Fireside Chat with Ash Maurya – Understanding Lean Startups – Part 5

vaishnavi

October 17, 2014

This is the fifth part the multipart series: * “Fireside Chat With Ash Maurya”*  (Read part 4 here).

Vaidy: * [With reference to what you said about working towards making an entrepreneur better and not keeping the business goal as our primary focus]* This is something that I personally battle with. We want to do the right thing for others. But, we are also doing it because at the end of that there is a business goal and we are trying to focus more on the first and leaving the second as a potential benefit. That's quite hard.

Ash: Definitely it requires a leap of faith. I see this a lot. Some of the Agile companies in the US are trying to experiment with different models.

In the past, they used to bill by the hour. So, you get a client and they ask you to build them this thing. At the back of your head you know that it is never going to work. But its still a 6 months' worth of billing. We say let's just do it and then we will be off.

But if you look at it again, you want to have the customer succeed. There are 2 ways to look at it. One is, the client comes to you with a budget and you have 6 month's time to build it and they leave. And the other is to say let's increase the life.

So, let's give the lifetime revenue of our customers for 6 months. If it fails after 6 months and they have lost the budget, they may or may not come back.

You instead build a little trust along the way, where you are aligning your interests with theirs. This is where they may come in and in 6 weeks you might do some customer discovery with them and invalidate the idea. You can tell them that it is not going to work in this fashion.

So, this is where they can now say,“We still have a budget and you just saved us 4.5 months' worth of work.”

That's the leap of faith. You can deliver transparently measurable impacts along the way. It is risky. You should put yourself in that position where you become confident and you are not just cost centred at the back.

Vaidy: I think we have, to some extent, succeeded in keeping our goal of increasing our revenue through billing hours secondary to let's say asking the customer to test the product. Where we struggle sometimes is to convince the customer to buy into it.

Like what the LinkedIn founder, Reid Hoffman says, "If you are not embarrassed by the first version of your product, you’ve released the product too late." And most customers find it really hard.
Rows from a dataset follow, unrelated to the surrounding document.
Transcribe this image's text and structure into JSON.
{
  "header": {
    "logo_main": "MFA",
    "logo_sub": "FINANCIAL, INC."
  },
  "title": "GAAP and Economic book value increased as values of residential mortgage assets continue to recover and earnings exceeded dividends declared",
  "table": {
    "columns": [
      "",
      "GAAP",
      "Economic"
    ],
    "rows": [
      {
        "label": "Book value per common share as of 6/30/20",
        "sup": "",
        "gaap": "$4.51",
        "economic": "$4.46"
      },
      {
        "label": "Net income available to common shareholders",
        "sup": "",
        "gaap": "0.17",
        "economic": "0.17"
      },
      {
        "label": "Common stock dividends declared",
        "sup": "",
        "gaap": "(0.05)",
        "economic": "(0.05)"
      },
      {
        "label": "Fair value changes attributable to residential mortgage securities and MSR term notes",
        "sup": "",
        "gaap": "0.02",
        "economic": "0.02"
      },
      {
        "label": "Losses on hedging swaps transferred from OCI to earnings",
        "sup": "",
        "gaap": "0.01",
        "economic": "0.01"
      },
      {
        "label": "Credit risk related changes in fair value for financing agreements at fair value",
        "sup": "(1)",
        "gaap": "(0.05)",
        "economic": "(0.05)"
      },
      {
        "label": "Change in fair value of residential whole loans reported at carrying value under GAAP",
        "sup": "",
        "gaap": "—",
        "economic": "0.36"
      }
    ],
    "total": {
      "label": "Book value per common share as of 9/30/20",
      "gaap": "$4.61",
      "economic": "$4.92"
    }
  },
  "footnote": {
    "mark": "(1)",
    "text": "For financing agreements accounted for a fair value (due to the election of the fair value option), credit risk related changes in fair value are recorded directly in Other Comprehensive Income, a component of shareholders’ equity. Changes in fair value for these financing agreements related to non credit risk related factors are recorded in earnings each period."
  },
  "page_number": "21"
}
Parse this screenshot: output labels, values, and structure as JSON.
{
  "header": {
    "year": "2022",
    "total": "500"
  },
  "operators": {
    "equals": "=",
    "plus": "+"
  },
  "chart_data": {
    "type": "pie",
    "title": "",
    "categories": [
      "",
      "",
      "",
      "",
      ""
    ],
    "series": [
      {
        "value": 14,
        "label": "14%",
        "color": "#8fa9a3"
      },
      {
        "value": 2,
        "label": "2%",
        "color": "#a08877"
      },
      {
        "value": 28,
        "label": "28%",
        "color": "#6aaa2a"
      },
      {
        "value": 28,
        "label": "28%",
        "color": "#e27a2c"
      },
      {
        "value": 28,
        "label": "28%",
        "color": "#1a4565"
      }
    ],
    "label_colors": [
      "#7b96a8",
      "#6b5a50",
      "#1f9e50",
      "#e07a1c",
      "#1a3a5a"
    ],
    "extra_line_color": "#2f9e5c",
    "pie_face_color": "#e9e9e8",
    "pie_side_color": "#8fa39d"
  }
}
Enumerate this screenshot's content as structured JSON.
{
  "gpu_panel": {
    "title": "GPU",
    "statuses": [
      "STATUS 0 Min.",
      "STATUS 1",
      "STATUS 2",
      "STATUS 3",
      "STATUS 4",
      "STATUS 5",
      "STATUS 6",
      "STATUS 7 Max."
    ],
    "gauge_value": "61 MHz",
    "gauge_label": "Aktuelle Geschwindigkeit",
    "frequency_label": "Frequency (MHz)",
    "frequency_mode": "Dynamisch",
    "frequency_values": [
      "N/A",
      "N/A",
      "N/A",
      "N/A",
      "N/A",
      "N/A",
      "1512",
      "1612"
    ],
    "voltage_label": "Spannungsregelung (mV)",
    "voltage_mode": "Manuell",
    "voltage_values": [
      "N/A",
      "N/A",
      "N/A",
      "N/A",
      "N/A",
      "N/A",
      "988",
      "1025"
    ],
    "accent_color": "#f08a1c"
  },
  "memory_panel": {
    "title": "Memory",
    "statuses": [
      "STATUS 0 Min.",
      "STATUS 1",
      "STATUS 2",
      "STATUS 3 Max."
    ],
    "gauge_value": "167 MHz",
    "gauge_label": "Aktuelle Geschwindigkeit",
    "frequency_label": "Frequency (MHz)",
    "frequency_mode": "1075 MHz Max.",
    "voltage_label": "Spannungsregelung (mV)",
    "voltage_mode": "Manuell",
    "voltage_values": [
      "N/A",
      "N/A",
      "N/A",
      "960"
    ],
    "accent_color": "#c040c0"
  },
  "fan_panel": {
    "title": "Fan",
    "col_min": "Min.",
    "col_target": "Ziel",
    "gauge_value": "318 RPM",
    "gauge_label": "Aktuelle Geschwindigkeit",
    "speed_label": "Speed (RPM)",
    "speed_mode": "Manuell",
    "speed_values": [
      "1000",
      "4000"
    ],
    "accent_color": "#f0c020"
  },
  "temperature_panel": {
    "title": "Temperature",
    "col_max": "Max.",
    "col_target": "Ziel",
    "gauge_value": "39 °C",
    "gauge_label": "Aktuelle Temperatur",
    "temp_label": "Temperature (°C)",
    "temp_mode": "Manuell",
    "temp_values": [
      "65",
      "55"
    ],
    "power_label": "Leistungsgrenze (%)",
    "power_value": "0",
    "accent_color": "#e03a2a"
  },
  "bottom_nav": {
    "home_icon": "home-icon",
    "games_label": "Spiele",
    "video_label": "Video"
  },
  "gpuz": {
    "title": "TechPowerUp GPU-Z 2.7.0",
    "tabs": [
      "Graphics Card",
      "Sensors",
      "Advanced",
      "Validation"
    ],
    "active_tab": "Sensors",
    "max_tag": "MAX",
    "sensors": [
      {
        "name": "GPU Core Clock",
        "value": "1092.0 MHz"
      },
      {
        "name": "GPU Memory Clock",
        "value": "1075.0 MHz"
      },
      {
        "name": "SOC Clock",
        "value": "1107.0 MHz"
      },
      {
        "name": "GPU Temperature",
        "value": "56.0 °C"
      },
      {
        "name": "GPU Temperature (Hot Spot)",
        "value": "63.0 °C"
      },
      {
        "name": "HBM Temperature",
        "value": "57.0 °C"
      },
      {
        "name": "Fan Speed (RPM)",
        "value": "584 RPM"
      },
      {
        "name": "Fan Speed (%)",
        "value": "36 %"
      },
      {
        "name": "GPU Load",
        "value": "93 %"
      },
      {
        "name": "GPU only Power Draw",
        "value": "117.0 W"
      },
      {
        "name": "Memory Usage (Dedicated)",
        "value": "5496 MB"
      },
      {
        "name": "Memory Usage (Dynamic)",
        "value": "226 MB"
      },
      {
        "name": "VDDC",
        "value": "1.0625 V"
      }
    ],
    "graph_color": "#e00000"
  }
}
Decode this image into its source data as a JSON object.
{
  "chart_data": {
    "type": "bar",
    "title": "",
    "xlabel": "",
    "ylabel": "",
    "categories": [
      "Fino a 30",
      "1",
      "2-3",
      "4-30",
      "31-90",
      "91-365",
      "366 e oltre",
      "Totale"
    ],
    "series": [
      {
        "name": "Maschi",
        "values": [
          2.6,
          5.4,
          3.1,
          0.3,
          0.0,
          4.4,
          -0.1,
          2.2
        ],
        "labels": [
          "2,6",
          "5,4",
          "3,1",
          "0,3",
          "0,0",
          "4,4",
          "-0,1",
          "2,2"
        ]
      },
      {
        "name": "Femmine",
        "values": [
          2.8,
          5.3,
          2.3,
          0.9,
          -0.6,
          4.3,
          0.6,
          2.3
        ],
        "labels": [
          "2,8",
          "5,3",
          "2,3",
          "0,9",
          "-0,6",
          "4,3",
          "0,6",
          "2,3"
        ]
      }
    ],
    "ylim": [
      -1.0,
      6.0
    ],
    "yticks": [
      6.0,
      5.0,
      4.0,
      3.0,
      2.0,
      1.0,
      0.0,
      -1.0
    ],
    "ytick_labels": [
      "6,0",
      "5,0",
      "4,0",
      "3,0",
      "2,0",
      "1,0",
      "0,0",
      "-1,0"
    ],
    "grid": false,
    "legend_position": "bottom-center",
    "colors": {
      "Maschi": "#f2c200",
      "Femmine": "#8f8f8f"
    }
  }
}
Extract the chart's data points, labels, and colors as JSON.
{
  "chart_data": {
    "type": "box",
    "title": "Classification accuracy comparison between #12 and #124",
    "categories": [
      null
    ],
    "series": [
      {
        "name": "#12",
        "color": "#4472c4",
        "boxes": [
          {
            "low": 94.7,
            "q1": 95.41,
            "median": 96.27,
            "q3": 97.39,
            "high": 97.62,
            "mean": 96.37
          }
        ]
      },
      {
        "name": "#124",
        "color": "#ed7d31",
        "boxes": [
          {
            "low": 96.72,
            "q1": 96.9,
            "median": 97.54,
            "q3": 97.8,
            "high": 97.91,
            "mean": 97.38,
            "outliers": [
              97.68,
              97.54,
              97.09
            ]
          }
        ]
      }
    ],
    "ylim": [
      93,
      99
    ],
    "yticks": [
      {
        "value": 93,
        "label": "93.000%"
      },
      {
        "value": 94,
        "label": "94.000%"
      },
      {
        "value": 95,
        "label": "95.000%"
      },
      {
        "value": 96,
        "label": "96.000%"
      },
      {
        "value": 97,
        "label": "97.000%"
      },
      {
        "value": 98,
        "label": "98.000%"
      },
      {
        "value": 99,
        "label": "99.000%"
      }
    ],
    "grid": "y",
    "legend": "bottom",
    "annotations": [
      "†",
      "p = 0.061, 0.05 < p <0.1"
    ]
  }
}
Then we are left with only one choice - either you do that or we're going to stop working with you.

Ash: There's something in between, you can do some closed usability testing. This is again where there's an extreme between full loss to everyone and to roll out to deployment. This is where either they give you their customers or you say, "Hey, we are going to have some usability tests. We just want your permit.” And people will sign to do the stuff that you want to do.

You are talking about this "enterprise complex". Anytime there's a discussion about challenging the brand or challenging the revenue comes in, people are very very scared. They want to do the full thing.

And this is where you can do the usability testing anonymously. There could be some intermediate. And the idea here is to build a little trust. And I find that whenever we bring the customer's [end user's] voice in the discussion, it's very powerful.

I want to share this story because I think it's kind of related. I was in Finland working on my workshop, and we had this team coming who were working in a major bank there and they were applying Lean. I asked if they were doing a side project. They said it was a core profit to the company and most executives had visibility into this. I was really surprised. A bank was the last place to see this being applied - very high risk and they are technically very conservative.

I asked them how they pulled it off. And they told me that in Finland they have very strong labour laws and they knew they couldn't get fired. What they did is, they went out and applied running Lean process.

They said they went to their local branch offices and told the customers who were coming out that they had to interview them [they did this without the permission of their branch managers]. They started showing their wireframes and mobile apps and in Finland they showed they can do more mobile services in banking. They showed it to people and got them to commit that they would buy the app.

An interesting thing is that they recorded all these interviews and reported them. Then they went their managers and the executives and played it. So, instead of getting fired, they got the resources.

Again, its not us saying we have a great idea so give us money, but rather saying that we found a very creative way to test it. More customers, or our customers want it, so you should give us money and visibility.

Vaidy: I guess at the end of the day it depends on how badly you want do it. If you really really want to do it, you will figure out a way.